OH! Well why didn’t anyone say so!? I immediately started pushing and it was the most GLORIOUS feeling of my life. I roared as I felt the baby moving through me, and it was so satisfying. After days of sitting around and letting the contractions happen, I was actively birthing this child. Tracey told me to try not to yell, to save my vocal chords and put that same energy into the push. She and Meliessa joined us downstaris and began spreading out equipment and I suddenly realized that it really was happening this time, Christmas Eve.

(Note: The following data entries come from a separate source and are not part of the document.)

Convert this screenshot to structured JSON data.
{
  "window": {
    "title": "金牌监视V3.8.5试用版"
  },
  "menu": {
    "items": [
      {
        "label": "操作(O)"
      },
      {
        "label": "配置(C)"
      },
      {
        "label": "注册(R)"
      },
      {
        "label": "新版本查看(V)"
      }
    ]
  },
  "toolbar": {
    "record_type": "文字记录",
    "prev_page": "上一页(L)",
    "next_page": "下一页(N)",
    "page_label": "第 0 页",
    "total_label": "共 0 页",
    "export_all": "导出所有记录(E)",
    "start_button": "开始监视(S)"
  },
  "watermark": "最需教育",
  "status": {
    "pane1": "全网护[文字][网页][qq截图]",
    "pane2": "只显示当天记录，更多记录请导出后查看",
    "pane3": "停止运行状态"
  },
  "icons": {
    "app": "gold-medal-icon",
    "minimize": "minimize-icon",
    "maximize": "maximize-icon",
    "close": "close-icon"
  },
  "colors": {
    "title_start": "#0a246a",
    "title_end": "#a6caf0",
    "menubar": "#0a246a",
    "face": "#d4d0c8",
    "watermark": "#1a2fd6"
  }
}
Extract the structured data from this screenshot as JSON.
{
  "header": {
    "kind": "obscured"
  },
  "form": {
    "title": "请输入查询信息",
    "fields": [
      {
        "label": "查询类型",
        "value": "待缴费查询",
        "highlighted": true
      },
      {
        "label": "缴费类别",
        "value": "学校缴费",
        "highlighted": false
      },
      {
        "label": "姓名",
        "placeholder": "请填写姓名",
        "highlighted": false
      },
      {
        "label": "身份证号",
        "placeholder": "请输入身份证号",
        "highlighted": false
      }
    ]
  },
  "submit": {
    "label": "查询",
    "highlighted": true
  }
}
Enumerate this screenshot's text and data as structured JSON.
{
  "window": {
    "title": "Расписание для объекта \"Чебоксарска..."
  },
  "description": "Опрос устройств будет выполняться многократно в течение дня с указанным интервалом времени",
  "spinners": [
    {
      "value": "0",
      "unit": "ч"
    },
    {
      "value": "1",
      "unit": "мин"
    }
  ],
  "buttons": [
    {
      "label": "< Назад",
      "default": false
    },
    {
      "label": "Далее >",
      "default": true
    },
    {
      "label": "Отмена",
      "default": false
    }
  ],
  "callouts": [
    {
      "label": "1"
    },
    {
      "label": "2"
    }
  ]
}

I moved back down to the birthing stool and Melissa took over Jesse’s position so he could watch. Bless her and her sweet, crushed hands! I pushed for about 2 1/2 hours, but it truly felt like 2 minutes to me – I was so happy to feel progress after all the waiting. Tracey asked it I wanted to push on my hands and knees, and her intuition was correct. I fell forward off the stool and propped my arms on a stack of quilts. Jesse and Renee were behind me, watching the head poke out further and further each push. This was probably the only part of the whole birth I would call painful – the stinging feeling of stretching. But having read many birth stories myself, I knew this meant the baby was almost out. There was an incredibly intense push and then a sort of POP! feeling, and the head was out! This was completely surreal, as I paused to wait for another contraction and Jesse held the screaming head of our child who was still half inside me. “One more push!” Renee said, and again, she was right. The baby slid out into Jesse’s arms and I screamed “THANK YOU JESUS!” and I meant it.
The baby was handed up to me from between my legs because I was still on my knees and the cord still attached. I immediately saw it was a boy and kissed his messy face, and all the exhuastion was gone and I could have run a marathon with all the energy and joy I suddenly had. It was perfect. Yes, it was long. But there is nothing inherently wrong with a long birth, especially when mama and baby are fine. There is NO WAY I would have been allowed to labor so long at a hospital. Although I can’t know for sure, doctors would have most likely given me Pitocin to speed things along, which often to leads to irregular hearbeat in the baby, which often starts a chain of events that often ends with a cesarean.
I am so grateful to our beautiful midwives, who had faith in me and always knew that I was fine, that the baby was never in any danger. They allowed me to do my own work, and now I have this tremendous sense of accomplishmment. Birth left me feeling so strong, so powerful, so proud…all feelings that women are sadly not often inclined to feel, especially in birth.
Further Collett Frost was born at 7:49 AM on Christmas Eve, at home. And he gets more and more wonderful every day.